The one album that saved Pearl Jam from collapsing: “Came at a time when we needed it”
By the end of 1994, it wasn’t fun to be in Pearl Jam anymore. The grunge icons may have been one of the biggest groups in the world and were probably poised to take the mantle that Nirvana had left behind after Kurt Cobain’s death, but the shadow of grief hanging over the Seattle scene wasn’t exactly going to help a band that wasn’t comfortable with fame to begin with. Although the group almost seemed like they were on the verge of breaking up after Vitalogy, they got a breath of fresh air when Neil Young entered the fold.
Because by the mid-1990s, there wasn’t one artist more embarrassed to be at the top of the charts than Eddie Vedder. While Cobain didn’t necessarily like all the attention being put on him, either, he did at least play into it a little bit, whether that meant making half-assed comments during interviews or infamously wearing a dress to the Headbanger’s Ball episode they appeared on.
Vedder was a completely different beast, usually shying away from the camera and preferring to let his aggression out onstage. That didn’t stop his star from continuing to rise, and the more pressure that seemed to be put on his shoulders, the more he felt that he needed to control the kind of music the group made.

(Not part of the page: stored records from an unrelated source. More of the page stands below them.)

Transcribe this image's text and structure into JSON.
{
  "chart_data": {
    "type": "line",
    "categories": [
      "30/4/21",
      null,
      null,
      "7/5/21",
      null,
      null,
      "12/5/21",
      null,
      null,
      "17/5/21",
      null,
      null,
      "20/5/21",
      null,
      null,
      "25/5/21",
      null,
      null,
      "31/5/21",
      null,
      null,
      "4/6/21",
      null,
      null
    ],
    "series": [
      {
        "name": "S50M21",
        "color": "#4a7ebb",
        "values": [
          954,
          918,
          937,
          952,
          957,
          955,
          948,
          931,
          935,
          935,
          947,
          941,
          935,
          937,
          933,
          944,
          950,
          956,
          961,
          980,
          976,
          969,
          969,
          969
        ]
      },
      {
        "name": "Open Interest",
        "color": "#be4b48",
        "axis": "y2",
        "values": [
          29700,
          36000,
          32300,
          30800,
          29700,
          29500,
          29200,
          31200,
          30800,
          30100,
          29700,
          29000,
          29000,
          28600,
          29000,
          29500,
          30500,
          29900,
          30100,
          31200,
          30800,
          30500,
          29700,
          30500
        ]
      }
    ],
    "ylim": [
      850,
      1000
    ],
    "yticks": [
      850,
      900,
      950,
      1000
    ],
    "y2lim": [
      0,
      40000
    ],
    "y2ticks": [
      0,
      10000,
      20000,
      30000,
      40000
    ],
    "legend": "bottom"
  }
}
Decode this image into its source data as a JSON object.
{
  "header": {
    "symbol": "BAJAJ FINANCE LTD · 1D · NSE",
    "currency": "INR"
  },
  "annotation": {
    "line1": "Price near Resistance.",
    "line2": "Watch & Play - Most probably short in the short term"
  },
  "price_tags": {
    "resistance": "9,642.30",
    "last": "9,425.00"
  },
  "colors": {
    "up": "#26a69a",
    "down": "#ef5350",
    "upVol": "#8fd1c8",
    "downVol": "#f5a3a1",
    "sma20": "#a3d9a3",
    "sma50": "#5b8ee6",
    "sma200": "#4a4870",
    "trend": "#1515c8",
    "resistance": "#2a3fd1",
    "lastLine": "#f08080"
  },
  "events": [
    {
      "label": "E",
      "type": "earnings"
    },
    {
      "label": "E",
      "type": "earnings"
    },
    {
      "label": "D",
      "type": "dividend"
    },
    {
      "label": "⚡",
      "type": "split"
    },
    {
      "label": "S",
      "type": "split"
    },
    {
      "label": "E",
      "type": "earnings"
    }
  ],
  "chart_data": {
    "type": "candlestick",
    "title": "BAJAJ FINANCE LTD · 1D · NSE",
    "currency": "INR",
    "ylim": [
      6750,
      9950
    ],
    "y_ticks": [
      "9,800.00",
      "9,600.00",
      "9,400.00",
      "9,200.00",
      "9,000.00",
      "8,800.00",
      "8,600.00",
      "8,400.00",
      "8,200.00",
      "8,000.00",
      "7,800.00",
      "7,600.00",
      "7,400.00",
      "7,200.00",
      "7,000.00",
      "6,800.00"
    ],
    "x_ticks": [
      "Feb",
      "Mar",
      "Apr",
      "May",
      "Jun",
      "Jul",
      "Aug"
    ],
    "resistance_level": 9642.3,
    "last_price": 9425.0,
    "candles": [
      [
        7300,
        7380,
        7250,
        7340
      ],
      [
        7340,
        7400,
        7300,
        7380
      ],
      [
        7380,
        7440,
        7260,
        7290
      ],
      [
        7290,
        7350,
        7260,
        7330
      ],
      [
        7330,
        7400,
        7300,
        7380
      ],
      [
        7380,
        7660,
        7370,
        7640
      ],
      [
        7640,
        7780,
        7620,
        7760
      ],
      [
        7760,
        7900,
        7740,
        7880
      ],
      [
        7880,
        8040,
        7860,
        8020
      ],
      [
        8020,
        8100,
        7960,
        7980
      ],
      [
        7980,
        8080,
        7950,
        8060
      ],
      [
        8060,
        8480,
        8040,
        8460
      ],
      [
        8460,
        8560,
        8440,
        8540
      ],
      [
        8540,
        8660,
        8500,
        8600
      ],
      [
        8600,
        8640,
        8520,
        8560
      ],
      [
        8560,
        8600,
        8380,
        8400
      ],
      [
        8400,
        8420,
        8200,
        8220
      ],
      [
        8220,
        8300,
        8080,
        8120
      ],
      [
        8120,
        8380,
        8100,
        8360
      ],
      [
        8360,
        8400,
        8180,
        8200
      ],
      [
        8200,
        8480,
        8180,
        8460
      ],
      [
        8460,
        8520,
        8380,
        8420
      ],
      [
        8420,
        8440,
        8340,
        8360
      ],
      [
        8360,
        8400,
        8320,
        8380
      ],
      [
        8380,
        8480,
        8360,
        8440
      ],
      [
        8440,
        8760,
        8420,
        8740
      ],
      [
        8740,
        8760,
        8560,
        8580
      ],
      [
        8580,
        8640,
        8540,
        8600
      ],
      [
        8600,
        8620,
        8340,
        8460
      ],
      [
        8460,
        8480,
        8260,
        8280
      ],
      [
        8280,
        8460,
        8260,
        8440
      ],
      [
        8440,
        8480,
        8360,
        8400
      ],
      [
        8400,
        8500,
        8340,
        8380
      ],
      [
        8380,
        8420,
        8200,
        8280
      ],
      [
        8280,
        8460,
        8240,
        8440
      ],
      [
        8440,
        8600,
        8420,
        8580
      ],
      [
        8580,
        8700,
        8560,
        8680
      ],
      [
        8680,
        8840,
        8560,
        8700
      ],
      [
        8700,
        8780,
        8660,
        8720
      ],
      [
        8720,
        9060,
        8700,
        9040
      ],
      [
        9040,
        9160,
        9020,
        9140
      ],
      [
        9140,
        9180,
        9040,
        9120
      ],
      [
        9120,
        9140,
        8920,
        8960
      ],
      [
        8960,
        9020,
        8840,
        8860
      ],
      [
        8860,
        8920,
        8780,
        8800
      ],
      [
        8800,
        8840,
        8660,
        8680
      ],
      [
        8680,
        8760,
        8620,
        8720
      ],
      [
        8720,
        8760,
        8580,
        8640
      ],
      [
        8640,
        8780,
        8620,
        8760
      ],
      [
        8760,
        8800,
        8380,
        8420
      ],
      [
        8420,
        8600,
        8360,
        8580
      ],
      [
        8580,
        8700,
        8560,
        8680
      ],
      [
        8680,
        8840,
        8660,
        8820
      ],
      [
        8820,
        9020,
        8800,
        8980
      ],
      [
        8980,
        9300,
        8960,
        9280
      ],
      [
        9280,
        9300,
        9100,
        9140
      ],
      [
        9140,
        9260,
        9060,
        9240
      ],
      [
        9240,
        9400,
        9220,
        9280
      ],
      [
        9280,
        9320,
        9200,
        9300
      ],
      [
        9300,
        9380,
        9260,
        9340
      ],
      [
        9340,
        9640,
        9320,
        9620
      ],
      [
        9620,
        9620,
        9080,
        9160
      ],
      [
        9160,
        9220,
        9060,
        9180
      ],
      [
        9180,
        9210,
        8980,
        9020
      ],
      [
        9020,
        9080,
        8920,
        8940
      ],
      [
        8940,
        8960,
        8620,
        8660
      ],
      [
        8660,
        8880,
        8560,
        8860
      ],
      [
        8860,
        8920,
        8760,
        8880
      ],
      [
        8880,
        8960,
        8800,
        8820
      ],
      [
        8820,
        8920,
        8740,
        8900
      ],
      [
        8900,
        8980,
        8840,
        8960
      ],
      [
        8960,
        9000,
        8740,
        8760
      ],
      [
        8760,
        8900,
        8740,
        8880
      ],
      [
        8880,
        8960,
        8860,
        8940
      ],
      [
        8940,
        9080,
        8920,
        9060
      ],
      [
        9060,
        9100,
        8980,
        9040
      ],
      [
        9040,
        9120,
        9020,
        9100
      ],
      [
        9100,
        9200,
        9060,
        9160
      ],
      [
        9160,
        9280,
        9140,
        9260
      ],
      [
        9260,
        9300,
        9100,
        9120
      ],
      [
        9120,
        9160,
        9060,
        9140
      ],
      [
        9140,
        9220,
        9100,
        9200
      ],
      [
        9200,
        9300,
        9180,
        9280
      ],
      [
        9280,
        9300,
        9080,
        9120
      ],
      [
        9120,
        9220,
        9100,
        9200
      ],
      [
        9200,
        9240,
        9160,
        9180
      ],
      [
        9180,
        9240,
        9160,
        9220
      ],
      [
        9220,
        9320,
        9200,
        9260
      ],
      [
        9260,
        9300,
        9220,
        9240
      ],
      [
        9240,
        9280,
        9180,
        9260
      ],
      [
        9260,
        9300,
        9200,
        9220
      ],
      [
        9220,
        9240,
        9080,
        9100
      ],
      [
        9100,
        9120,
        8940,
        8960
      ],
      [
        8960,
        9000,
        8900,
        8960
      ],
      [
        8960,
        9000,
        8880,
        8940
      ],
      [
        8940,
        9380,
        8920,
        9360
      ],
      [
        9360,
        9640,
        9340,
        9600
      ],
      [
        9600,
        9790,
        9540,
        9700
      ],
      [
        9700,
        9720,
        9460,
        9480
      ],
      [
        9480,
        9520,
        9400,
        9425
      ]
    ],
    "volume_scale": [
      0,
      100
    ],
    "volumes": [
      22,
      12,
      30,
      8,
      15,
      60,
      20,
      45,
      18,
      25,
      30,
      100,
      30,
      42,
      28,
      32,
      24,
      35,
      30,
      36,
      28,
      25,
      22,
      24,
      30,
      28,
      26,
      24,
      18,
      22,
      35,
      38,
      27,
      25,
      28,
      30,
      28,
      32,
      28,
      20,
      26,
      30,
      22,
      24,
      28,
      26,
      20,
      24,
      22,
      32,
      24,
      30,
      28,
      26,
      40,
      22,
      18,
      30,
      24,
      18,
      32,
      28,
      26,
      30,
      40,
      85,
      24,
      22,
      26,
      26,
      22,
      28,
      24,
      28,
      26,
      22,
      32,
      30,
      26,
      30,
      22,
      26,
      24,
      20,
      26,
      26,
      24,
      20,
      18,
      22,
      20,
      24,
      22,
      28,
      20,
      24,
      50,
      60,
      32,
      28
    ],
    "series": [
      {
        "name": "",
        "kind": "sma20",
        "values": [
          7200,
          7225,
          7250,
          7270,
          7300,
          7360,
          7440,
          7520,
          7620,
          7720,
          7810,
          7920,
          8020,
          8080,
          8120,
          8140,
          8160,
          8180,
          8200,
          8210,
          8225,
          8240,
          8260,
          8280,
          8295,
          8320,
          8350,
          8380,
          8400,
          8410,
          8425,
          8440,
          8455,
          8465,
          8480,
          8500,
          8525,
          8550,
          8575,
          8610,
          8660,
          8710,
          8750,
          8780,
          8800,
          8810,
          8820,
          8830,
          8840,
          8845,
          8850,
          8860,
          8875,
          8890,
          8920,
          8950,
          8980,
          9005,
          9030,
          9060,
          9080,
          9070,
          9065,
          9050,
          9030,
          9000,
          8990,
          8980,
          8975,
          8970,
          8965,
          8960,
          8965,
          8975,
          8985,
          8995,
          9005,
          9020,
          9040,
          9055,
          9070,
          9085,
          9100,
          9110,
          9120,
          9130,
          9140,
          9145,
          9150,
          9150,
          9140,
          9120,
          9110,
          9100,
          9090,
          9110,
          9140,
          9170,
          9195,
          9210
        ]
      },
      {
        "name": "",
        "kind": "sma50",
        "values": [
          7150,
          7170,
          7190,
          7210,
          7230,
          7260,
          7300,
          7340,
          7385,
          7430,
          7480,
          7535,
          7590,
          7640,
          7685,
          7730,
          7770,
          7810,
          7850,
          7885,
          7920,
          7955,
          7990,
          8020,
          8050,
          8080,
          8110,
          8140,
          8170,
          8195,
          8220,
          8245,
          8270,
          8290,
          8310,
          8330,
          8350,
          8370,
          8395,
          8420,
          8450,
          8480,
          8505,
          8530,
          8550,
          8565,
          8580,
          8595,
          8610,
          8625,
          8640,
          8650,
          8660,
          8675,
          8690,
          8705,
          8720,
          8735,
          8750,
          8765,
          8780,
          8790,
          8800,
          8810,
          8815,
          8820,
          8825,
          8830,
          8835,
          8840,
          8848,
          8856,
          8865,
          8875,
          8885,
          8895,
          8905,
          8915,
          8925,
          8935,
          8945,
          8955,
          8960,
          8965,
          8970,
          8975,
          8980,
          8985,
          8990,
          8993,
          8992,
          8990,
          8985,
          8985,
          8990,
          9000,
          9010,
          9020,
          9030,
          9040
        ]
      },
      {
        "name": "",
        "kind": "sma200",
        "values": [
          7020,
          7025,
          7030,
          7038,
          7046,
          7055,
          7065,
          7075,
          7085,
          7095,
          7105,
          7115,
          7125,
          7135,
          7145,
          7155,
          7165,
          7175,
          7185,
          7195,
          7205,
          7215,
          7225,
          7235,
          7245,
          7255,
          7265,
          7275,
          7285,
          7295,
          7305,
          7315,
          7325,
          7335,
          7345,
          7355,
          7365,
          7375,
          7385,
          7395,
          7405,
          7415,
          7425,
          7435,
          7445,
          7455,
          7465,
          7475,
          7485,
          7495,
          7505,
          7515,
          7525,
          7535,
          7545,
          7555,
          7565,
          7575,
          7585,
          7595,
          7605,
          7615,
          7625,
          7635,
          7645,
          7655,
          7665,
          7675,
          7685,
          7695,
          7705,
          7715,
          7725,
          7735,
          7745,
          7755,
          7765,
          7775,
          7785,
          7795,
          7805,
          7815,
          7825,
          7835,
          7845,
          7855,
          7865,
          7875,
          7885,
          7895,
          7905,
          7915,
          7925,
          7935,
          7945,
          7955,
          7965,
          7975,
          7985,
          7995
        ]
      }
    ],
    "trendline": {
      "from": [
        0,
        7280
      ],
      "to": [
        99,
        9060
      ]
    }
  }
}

Just look at the collaborations between band members on each album. While Ten was fairly balanced and had a decent spread of riffs from everyone, Vedder is the author of most of the tracks on Vitalogy, including tracks that should have been left on the cutting room floor like ‘Pry To’ and ‘Bugs’.
The band could have been in danger of becoming a sideband for Vedder’s new art-rock project, but nothing gets the blood pumping more than being a substitute for Crazy Horse. After jamming with them at the MTV Music Awards, Young asked Pearl Jam to sit in on the album Mirror Ball, which acts as a weird hybrid world where the group went the classic rock direction 20 years before they could do it.
According to Stone Gossard, this project had a hand in saving the group, recalling to Spin, “That came at a time when we needed it, that Neil thought we were a band that would be good to make a record with. He probably felt sorry for us. He made it all right for us to be who we were. He’s not taking his career so seriously that he can’t take chances. Suddenly, our band seemed too serious.”
Of course, that didn’t mean that it was going to be easy, either. When working through the songs for the first time, Gossard remembered that half of his job was making sure that he had the right chords for every song that they were working on, which makes for a strange push and pull when listening to the album.
While Pearl Jam’s next album, No Code, was among the weirdest they had ever made, it did help them shake off their reputation as a band that was all serious all the time. Whereas Vedder had to worry about his privacy and constantly had the spotlight on him whenever he played, hearing his band cutting loose may have reminded him to look at the big picture of the music instead of just getting scared by their own creativity.